What Is the Meaning of Verna’s Final Visit to the Ushers’ Graves?

Carla Gugino in The Fall of the House of Usher
Image via Netflix 

With both Madeline and Roderick Usher dead, as well as all of their heirs, Dupin’s case against the family goes down the drain. After Juno (Ruth Codd) inherits the company and immediately dissolves it, there isn’t even anything left to prosecute. The only person who actually gets convicted of something in the case of the United States government against Fortunato Pharmaceuticals is Arthur Pym (Mark Hamill), who finds himself incapable of making a deal with Verna due to his lack of collateral: he has no heirs or loved ones whose lives he can offer. Rendered utterly useless, the statement that Roderick gave Dupin is left intact in its tape recorder by the side of his grave.

But Dupin isn’t the only one to pay a visit bearing gifts to the final resting place of the Usher family. Verna also drops by. While we hear her voice reciting Edgar Allan Poe‘s poem “Spirits of the Dead,” she silently leaves for each of the Ushers a token that she collected from them. Poe is, of course, the big inspiration behind The Fall of the House of Usher. As for the tokens, it is said that young ravens are attracted to shiny objects and collect them as a way to impress other members of their species. Owing to her animal form, Verna too collects shiny objects belonging to her victims. However, these objects are not shiny in a literal sense: they sparkle because they are important to the person that owned them, because they are the only thing that they could see while their life was crumbling around them.

The mask that she leaves atop Prospero’s grave is a reminder of his obsession with inconsequential hedonism, while Camille’s (Kate Siegel) phone represents her compulsion to spy on everyone, even her own siblings. The collar given to Leo (Rahul Kohli) is the one thing he obsessed over after replacing his boyfriend’s cat with another animal as if a pet was nothing more than a trinket. Victorine’s (T’Nia Miller) heart mesh was so important to her that she falsified data and even killed her own girlfriend over it. Tarmelane’s golden bug symbolizes the wellness empire that she sought to build to the detriment of her marriage, and Frederick’s bag of coke laced with a nightshade paralyzer stands for both his addiction and his torture of Morelle (Crystal Balint). Madeline is gifted the sapphires that Roderick got for her as a symbol of the eternal life she was so fixated upon: in Ancient Egypt, the jewels were part of the afterlife kit the pharaohs were given in their final resting place, meant to serve as eyes in the other realm. Finally, Roderick’s glass stands for the cognac he drank with Verna, sealing the deal that would cost the lives of his children.

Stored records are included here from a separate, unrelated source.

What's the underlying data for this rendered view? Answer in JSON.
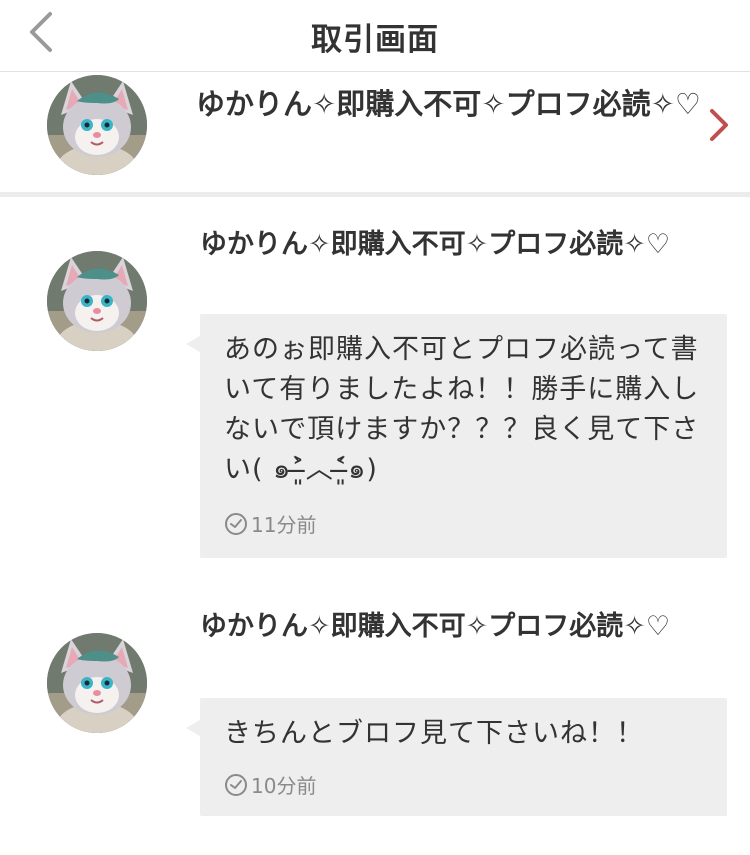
{
  "header": {
    "title": "取引画面",
    "back_icon": "chevron-left-icon"
  },
  "seller": {
    "name": "ゆかりん✧即購入不可✧プロフ必読✧♡",
    "avatar_icon": "cat-mascot-avatar",
    "chevron_icon": "chevron-right-icon",
    "chevron_color": "#c0504d"
  },
  "messages": [
    {
      "sender": "ゆかりん✧即購入不可✧プロフ必読✧♡",
      "text": "あのぉ即購入不可とプロフ必読って書いて有りましたよね！！勝手に購入しないで頂けますか？？？良く見て下さい( ๑˃̶͈̀︿˂̶͈́๑)",
      "time": "11分前",
      "time_icon": "clock-check-icon"
    },
    {
      "sender": "ゆかりん✧即購入不可✧プロフ必読✧♡",
      "text": "きちんとブロフ見て下さいね！！",
      "time": "10分前",
      "time_icon": "clock-check-icon"
    }
  ],
  "colors": {
    "bubble": "#eeeeee",
    "divider": "#ececec",
    "text": "#333333",
    "muted": "#8a8a8a"
  }
}
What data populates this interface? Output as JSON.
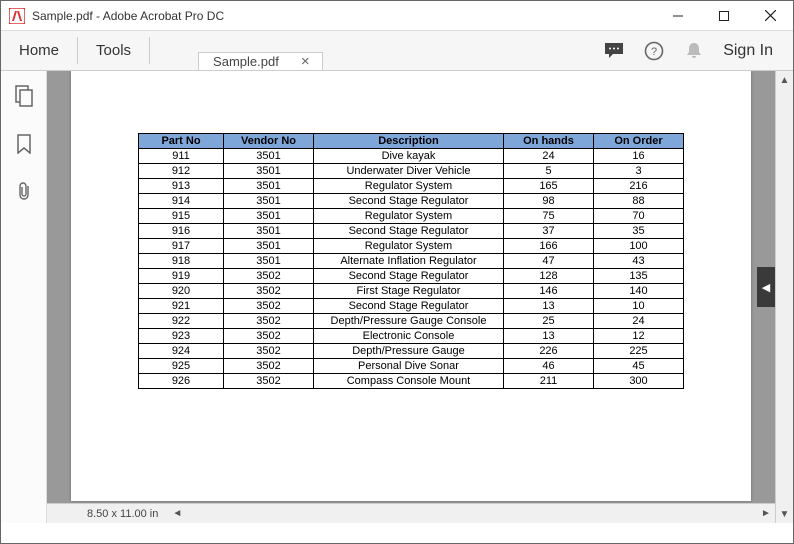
{
  "window": {
    "title": "Sample.pdf - Adobe Acrobat Pro DC"
  },
  "toolbar": {
    "home": "Home",
    "tools": "Tools",
    "tab_label": "Sample.pdf",
    "signin": "Sign In"
  },
  "status": {
    "page_size": "8.50 x 11.00 in"
  },
  "table": {
    "headers": [
      "Part No",
      "Vendor No",
      "Description",
      "On hands",
      "On Order"
    ],
    "rows": [
      [
        "911",
        "3501",
        "Dive kayak",
        "24",
        "16"
      ],
      [
        "912",
        "3501",
        "Underwater Diver Vehicle",
        "5",
        "3"
      ],
      [
        "913",
        "3501",
        "Regulator System",
        "165",
        "216"
      ],
      [
        "914",
        "3501",
        "Second Stage Regulator",
        "98",
        "88"
      ],
      [
        "915",
        "3501",
        "Regulator System",
        "75",
        "70"
      ],
      [
        "916",
        "3501",
        "Second Stage Regulator",
        "37",
        "35"
      ],
      [
        "917",
        "3501",
        "Regulator System",
        "166",
        "100"
      ],
      [
        "918",
        "3501",
        "Alternate Inflation Regulator",
        "47",
        "43"
      ],
      [
        "919",
        "3502",
        "Second Stage Regulator",
        "128",
        "135"
      ],
      [
        "920",
        "3502",
        "First Stage Regulator",
        "146",
        "140"
      ],
      [
        "921",
        "3502",
        "Second Stage Regulator",
        "13",
        "10"
      ],
      [
        "922",
        "3502",
        "Depth/Pressure Gauge Console",
        "25",
        "24"
      ],
      [
        "923",
        "3502",
        "Electronic Console",
        "13",
        "12"
      ],
      [
        "924",
        "3502",
        "Depth/Pressure Gauge",
        "226",
        "225"
      ],
      [
        "925",
        "3502",
        "Personal Dive Sonar",
        "46",
        "45"
      ],
      [
        "926",
        "3502",
        "Compass Console Mount",
        "211",
        "300"
      ]
    ]
  }
}
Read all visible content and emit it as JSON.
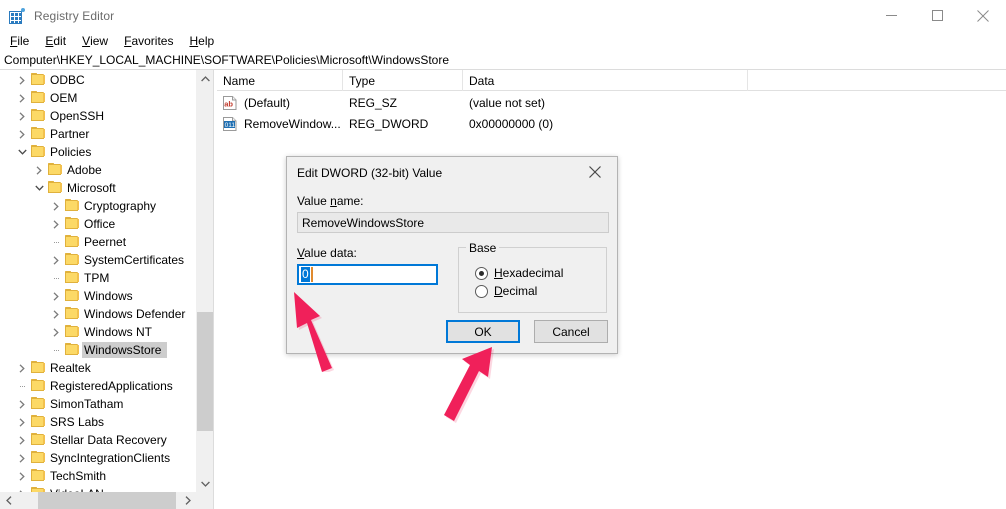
{
  "window": {
    "title": "Registry Editor",
    "app_icon": "registry-editor-icon",
    "controls": {
      "minimize": "minimize",
      "maximize": "maximize",
      "close": "close"
    }
  },
  "menubar": {
    "items": [
      {
        "label": "File",
        "accel": "F"
      },
      {
        "label": "Edit",
        "accel": "E"
      },
      {
        "label": "View",
        "accel": "V"
      },
      {
        "label": "Favorites",
        "accel": "F"
      },
      {
        "label": "Help",
        "accel": "H"
      }
    ]
  },
  "address": {
    "path": "Computer\\HKEY_LOCAL_MACHINE\\SOFTWARE\\Policies\\Microsoft\\WindowsStore"
  },
  "tree": {
    "items": [
      {
        "label": "ODBC",
        "indent": 1,
        "state": "collapsed",
        "selected": false
      },
      {
        "label": "OEM",
        "indent": 1,
        "state": "collapsed",
        "selected": false
      },
      {
        "label": "OpenSSH",
        "indent": 1,
        "state": "collapsed",
        "selected": false
      },
      {
        "label": "Partner",
        "indent": 1,
        "state": "collapsed",
        "selected": false
      },
      {
        "label": "Policies",
        "indent": 1,
        "state": "expanded",
        "selected": false
      },
      {
        "label": "Adobe",
        "indent": 2,
        "state": "collapsed",
        "selected": false
      },
      {
        "label": "Microsoft",
        "indent": 2,
        "state": "expanded",
        "selected": false
      },
      {
        "label": "Cryptography",
        "indent": 3,
        "state": "collapsed",
        "selected": false
      },
      {
        "label": "Office",
        "indent": 3,
        "state": "collapsed",
        "selected": false
      },
      {
        "label": "Peernet",
        "indent": 3,
        "state": "leaf",
        "selected": false
      },
      {
        "label": "SystemCertificates",
        "indent": 3,
        "state": "collapsed",
        "selected": false
      },
      {
        "label": "TPM",
        "indent": 3,
        "state": "leaf",
        "selected": false
      },
      {
        "label": "Windows",
        "indent": 3,
        "state": "collapsed",
        "selected": false
      },
      {
        "label": "Windows Defender",
        "indent": 3,
        "state": "collapsed",
        "selected": false
      },
      {
        "label": "Windows NT",
        "indent": 3,
        "state": "collapsed",
        "selected": false
      },
      {
        "label": "WindowsStore",
        "indent": 3,
        "state": "leaf",
        "selected": true
      },
      {
        "label": "Realtek",
        "indent": 1,
        "state": "collapsed",
        "selected": false
      },
      {
        "label": "RegisteredApplications",
        "indent": 1,
        "state": "leaf",
        "selected": false
      },
      {
        "label": "SimonTatham",
        "indent": 1,
        "state": "collapsed",
        "selected": false
      },
      {
        "label": "SRS Labs",
        "indent": 1,
        "state": "collapsed",
        "selected": false
      },
      {
        "label": "Stellar Data Recovery",
        "indent": 1,
        "state": "collapsed",
        "selected": false
      },
      {
        "label": "SyncIntegrationClients",
        "indent": 1,
        "state": "collapsed",
        "selected": false
      },
      {
        "label": "TechSmith",
        "indent": 1,
        "state": "collapsed",
        "selected": false
      },
      {
        "label": "VideoLAN",
        "indent": 1,
        "state": "collapsed",
        "selected": false
      }
    ]
  },
  "values": {
    "columns": [
      "Name",
      "Type",
      "Data"
    ],
    "rows": [
      {
        "icon": "string-value-icon",
        "name": "(Default)",
        "type": "REG_SZ",
        "data": "(value not set)"
      },
      {
        "icon": "dword-value-icon",
        "name": "RemoveWindow...",
        "type": "REG_DWORD",
        "data": "0x00000000 (0)"
      }
    ]
  },
  "dialog": {
    "title": "Edit DWORD (32-bit) Value",
    "close_label": "Close",
    "value_name_label": "Value name:",
    "value_name": "RemoveWindowsStore",
    "value_data_label": "Value data:",
    "value_data": "0",
    "base": {
      "legend": "Base",
      "options": [
        {
          "label": "Hexadecimal",
          "selected": true
        },
        {
          "label": "Decimal",
          "selected": false
        }
      ]
    },
    "ok_label": "OK",
    "cancel_label": "Cancel"
  },
  "annotations": {
    "arrow_color": "#f0205a",
    "arrows": [
      {
        "name": "arrow-to-value-data",
        "direction": "up-left"
      },
      {
        "name": "arrow-to-ok-button",
        "direction": "up-right"
      }
    ]
  },
  "colors": {
    "accent": "#0078d7",
    "folder": "#fcd966",
    "selection_gray": "#cdcdcd",
    "chrome": "#f0f0f0"
  }
}
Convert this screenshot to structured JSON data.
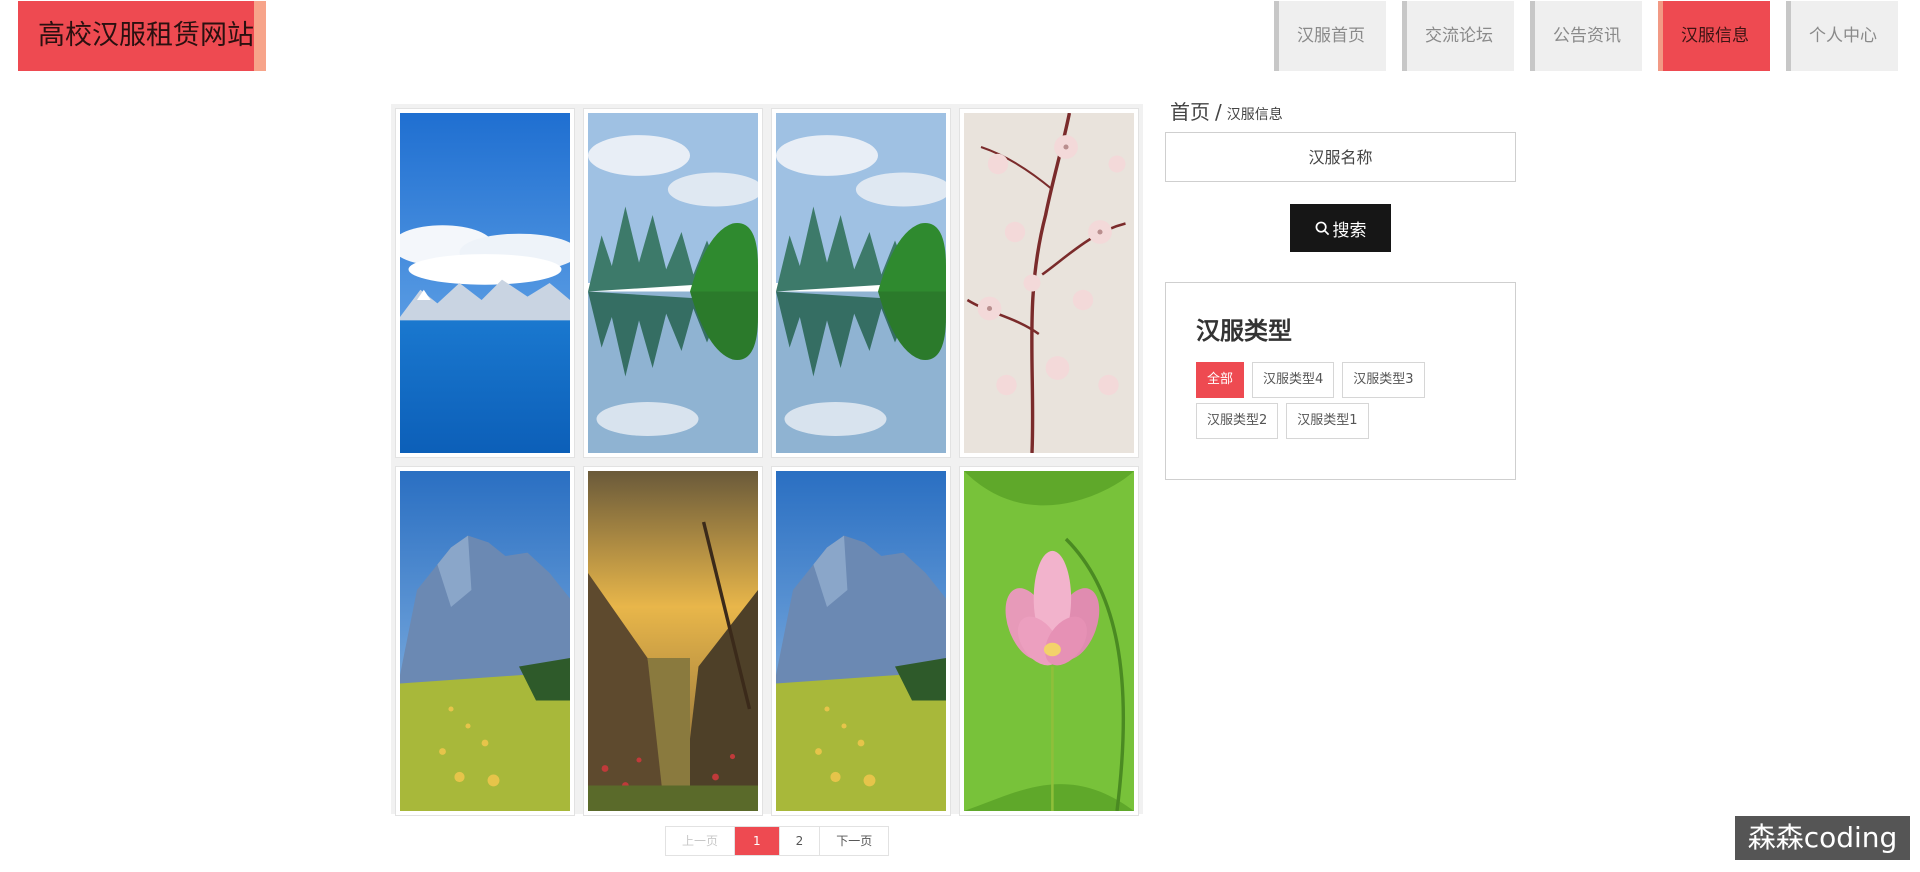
{
  "header": {
    "brand": "高校汉服租赁网站",
    "nav": [
      {
        "label": "汉服首页",
        "active": false
      },
      {
        "label": "交流论坛",
        "active": false
      },
      {
        "label": "公告资讯",
        "active": false
      },
      {
        "label": "汉服信息",
        "active": true
      },
      {
        "label": "个人中心",
        "active": false
      }
    ]
  },
  "gallery": {
    "items": [
      {
        "scene": "blue-lake-snow-mountain"
      },
      {
        "scene": "karst-peaks-reflection"
      },
      {
        "scene": "karst-peaks-reflection"
      },
      {
        "scene": "cherry-blossom-branch"
      },
      {
        "scene": "mountain-meadow-haybales"
      },
      {
        "scene": "sunset-valley"
      },
      {
        "scene": "mountain-meadow-haybales"
      },
      {
        "scene": "pink-lotus"
      }
    ]
  },
  "pagination": {
    "prev": "上一页",
    "pages": [
      "1",
      "2"
    ],
    "current": "1",
    "next": "下一页"
  },
  "sidebar": {
    "breadcrumb": {
      "home": "首页",
      "separator": "/",
      "current": "汉服信息"
    },
    "search": {
      "placeholder": "汉服名称",
      "value": "",
      "button_label": "搜索",
      "button_icon": "search-icon"
    },
    "types": {
      "title": "汉服类型",
      "tags": [
        {
          "label": "全部",
          "active": true
        },
        {
          "label": "汉服类型4",
          "active": false
        },
        {
          "label": "汉服类型3",
          "active": false
        },
        {
          "label": "汉服类型2",
          "active": false
        },
        {
          "label": "汉服类型1",
          "active": false
        }
      ]
    }
  },
  "watermark": "森森coding",
  "colors": {
    "accent": "#ee4a51",
    "accent_edge": "#f7a48a",
    "button_dark": "#161616"
  }
}
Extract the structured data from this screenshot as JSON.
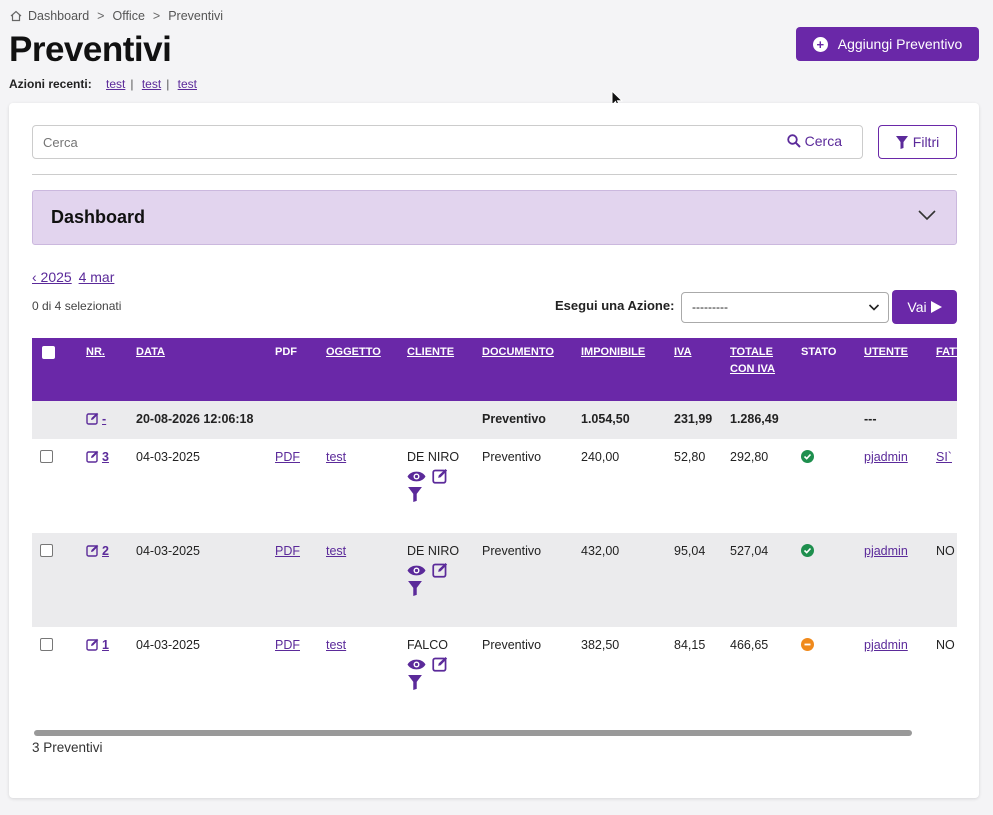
{
  "breadcrumb": [
    "Dashboard",
    "Office",
    "Preventivi"
  ],
  "page_title": "Preventivi",
  "recent": {
    "label": "Azioni recenti",
    "items": [
      "test",
      "test",
      "test"
    ]
  },
  "add_button": "Aggiungi Preventivo",
  "search": {
    "placeholder": "Cerca",
    "button": "Cerca"
  },
  "filters_button": "Filtri",
  "dashboard_panel": "Dashboard",
  "datenav": {
    "year": "‹ 2025",
    "day": "4 mar"
  },
  "selection": "0 di 4 selezionati",
  "action": {
    "label": "Esegui una Azione:",
    "selected": "---------",
    "go": "Vai"
  },
  "columns": [
    "NR.",
    "DATA",
    "PDF",
    "OGGETTO",
    "CLIENTE",
    "DOCUMENTO",
    "IMPONIBILE",
    "IVA",
    "TOTALE CON IVA",
    "STATO",
    "UTENTE",
    "FATT"
  ],
  "summary": {
    "nr": "-",
    "data": "20-08-2026 12:06:18",
    "documento": "Preventivo",
    "imponibile": "1.054,50",
    "iva": "231,99",
    "totale": "1.286,49",
    "utente": "---"
  },
  "rows": [
    {
      "nr": "3",
      "data": "04-03-2025",
      "pdf": "PDF",
      "oggetto": "test",
      "cliente": "DE NIRO",
      "documento": "Preventivo",
      "imponibile": "240,00",
      "iva": "52,80",
      "totale": "292,80",
      "stato": "#1e8f4e",
      "utente": "pjadmin",
      "fatt": "SI`"
    },
    {
      "nr": "2",
      "data": "04-03-2025",
      "pdf": "PDF",
      "oggetto": "test",
      "cliente": "DE NIRO",
      "documento": "Preventivo",
      "imponibile": "432,00",
      "iva": "95,04",
      "totale": "527,04",
      "stato": "#1e8f4e",
      "utente": "pjadmin",
      "fatt": "NO"
    },
    {
      "nr": "1",
      "data": "04-03-2025",
      "pdf": "PDF",
      "oggetto": "test",
      "cliente": "FALCO",
      "documento": "Preventivo",
      "imponibile": "382,50",
      "iva": "84,15",
      "totale": "466,65",
      "stato": "#f08a1c",
      "utente": "pjadmin",
      "fatt": "NO"
    }
  ],
  "footer_count": "3 Preventivi",
  "accent": "#6a28a8"
}
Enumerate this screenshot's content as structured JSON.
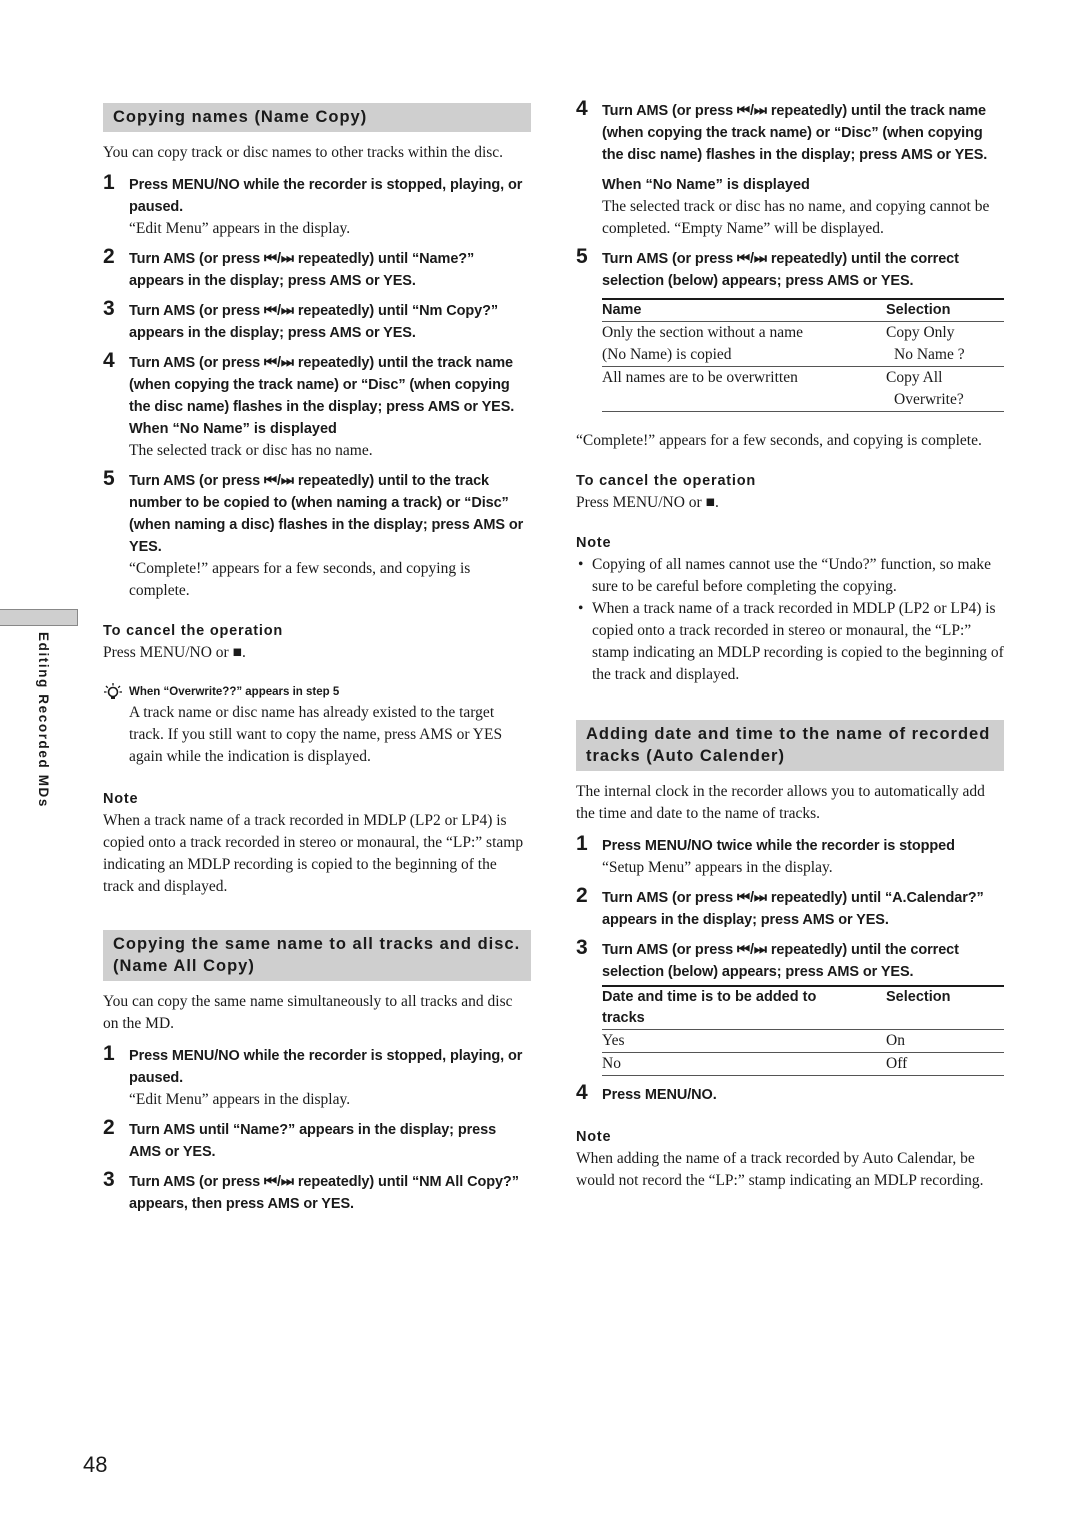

The only member of the Usher family that was not hung up on material things was Lenore. Thus, she is also the only member of the family who doesn’t get a shiny thing taken from her at the moment of her death. After all, she has nothing to give besides her love for others. So Verna gifts her a token of her own appreciation: one of her black feathers tied to a white rose, both fleeting, yet beautiful, living things that will pass naturally and peacefully, much like Lenore did.

The Fall of the House of Usher is currently available to stream on Netflix.